Blog : Warning! This Will Scare You!

by Peter Leeds on June 22nd, 2016


My team and I have been expecting a recession and/or a stock market correction for a while now, and we seem to get closer each day.  It may help you to understand our reasoning, and make up your own mind, if we explain some of the data points which we look at in our analysis.

Two of the most telling metrics (among several), are The Velocity of Money, and The Q Ratio.  You can see my brand new video (released about an hour ago) which explains The Q Ratio, and stocks/industries which perform well in recessions.

NOTE!  The WRONG thing to do would be to run away from the stock market.  The coming recession and/or stock market correction are setting up some of the absolutely most massive opportunities for you right now!  More millionaires were created during the Great Depression than any other time in history, and this modern situation may have the same effect.


The Velocity of Money:

Velocity of money is an indicator of how many times a single dollar is spent. For example, if you pay someone for goods and services... and they take that money buy dinner... and the restaurant owner takes that cash to pay a painter... that would be a velocity of three.

The velocity of money hit an all-time peak in 2007, at a rate of 10.7.  That means that each dollar was spent 10.7 times, as it cycled down and through the economy.

Velocity of money has now fallen all the way down to 5.8, showing that the average dollar is spent in the economy only 5.8 times now, as compared to a much higher number from 2007 and 2008.

As the velocity of money declines, it represents a couple of things:

  • Decreasing velocity shows that the economy is slowing down.
  • Decreasing velocity illustrates that people are holding onto their money for longer, and spending it less quickly. 

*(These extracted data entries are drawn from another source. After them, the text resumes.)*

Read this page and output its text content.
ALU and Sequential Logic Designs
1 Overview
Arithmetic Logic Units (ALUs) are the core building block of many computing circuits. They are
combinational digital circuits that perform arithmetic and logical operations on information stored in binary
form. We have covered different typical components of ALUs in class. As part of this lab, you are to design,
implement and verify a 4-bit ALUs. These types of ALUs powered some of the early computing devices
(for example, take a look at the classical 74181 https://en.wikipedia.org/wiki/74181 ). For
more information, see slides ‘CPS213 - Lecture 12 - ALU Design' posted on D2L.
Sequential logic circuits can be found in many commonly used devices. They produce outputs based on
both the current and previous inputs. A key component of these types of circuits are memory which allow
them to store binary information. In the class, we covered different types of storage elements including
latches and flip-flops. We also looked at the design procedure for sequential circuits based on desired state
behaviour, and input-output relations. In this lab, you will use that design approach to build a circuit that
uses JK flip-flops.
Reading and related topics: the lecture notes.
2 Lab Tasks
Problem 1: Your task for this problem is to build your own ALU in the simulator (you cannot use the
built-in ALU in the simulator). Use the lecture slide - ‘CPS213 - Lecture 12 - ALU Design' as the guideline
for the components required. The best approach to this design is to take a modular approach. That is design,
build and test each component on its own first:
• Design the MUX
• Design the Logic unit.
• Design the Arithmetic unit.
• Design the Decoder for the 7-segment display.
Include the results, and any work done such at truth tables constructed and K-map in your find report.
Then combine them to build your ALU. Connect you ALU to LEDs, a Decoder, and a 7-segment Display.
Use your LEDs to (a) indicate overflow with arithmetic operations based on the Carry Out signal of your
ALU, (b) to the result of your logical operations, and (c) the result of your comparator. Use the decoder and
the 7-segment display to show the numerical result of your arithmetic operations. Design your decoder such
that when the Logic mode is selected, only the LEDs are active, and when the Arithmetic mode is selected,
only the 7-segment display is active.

As well, since every transaction typically incurs some tax, higher velocity of money is better for the government.  As the velocity of money continues to decline (as it has since 2007), it represents that the economy is slowing down, and also that there will be less in terms of taxation and revenue for the government.


The Q Ratio:

Super-simplified version = The Q Ratio takes the value of all the stocks on the market, and divides it by the cost to replace all the assets of those companies.

If the Q Ratio is above (or even near) 1.0, it implies that stocks are overvalued.  A healthy (and appropriate) value for the Q Ratio is 0.7 or so, and preferably even lower (like 0.5 or 0.3), which would mean stocks are undervalued, inexpensive, and there is plenty of room for them to increase in price.

Here's the scary part:  Since 1900, the Q Ratio has hit 1.0 or higher only 6 times.  Yes, only 6 times since 1900 (116 years ago)!

Each and EVERY time, shortly after hitting 1.0 or above, the stock market had a major, significant correction.  This doesn't mean it will happen again, but we believe it will, and are positioning ourselves to profit handsomely.  

This next part is not for the feint of heart, so skip this if you scare easily.  We are currently at 0.97 on the Q Ratio.

So how much time do we have to prepare?  I'm not sure, but if things play out as my team and I expect, once things turn south it could go pretty quickly.  The people who set up for the possibility ahead of time will be the real winners, and even if the dark days never come, it won't hurt you to have positioned just in case.

 

What Happens Now?

These are just some of the indicators which we are watching.  By keeping an eye on some of these data points, we have come to the conclusion that we are going to have one or both of an economic recession, plus a stock market correction

The million-dollar question is "when?"  Well, picking the exact timing is always more difficult than calling the overall direction, but our expectations are for a negative event to manifest near the end of 2016, and if not then we certainly expect a major shake-up in 2017.

For these reasons, and based on these expectations, we are positioning ourselves and subscribers of Peter Leeds Stock Picks into penny stocks and high-quality companies which we believe are going to do very well during an economic correction, in spite of one, and in many cases because of one.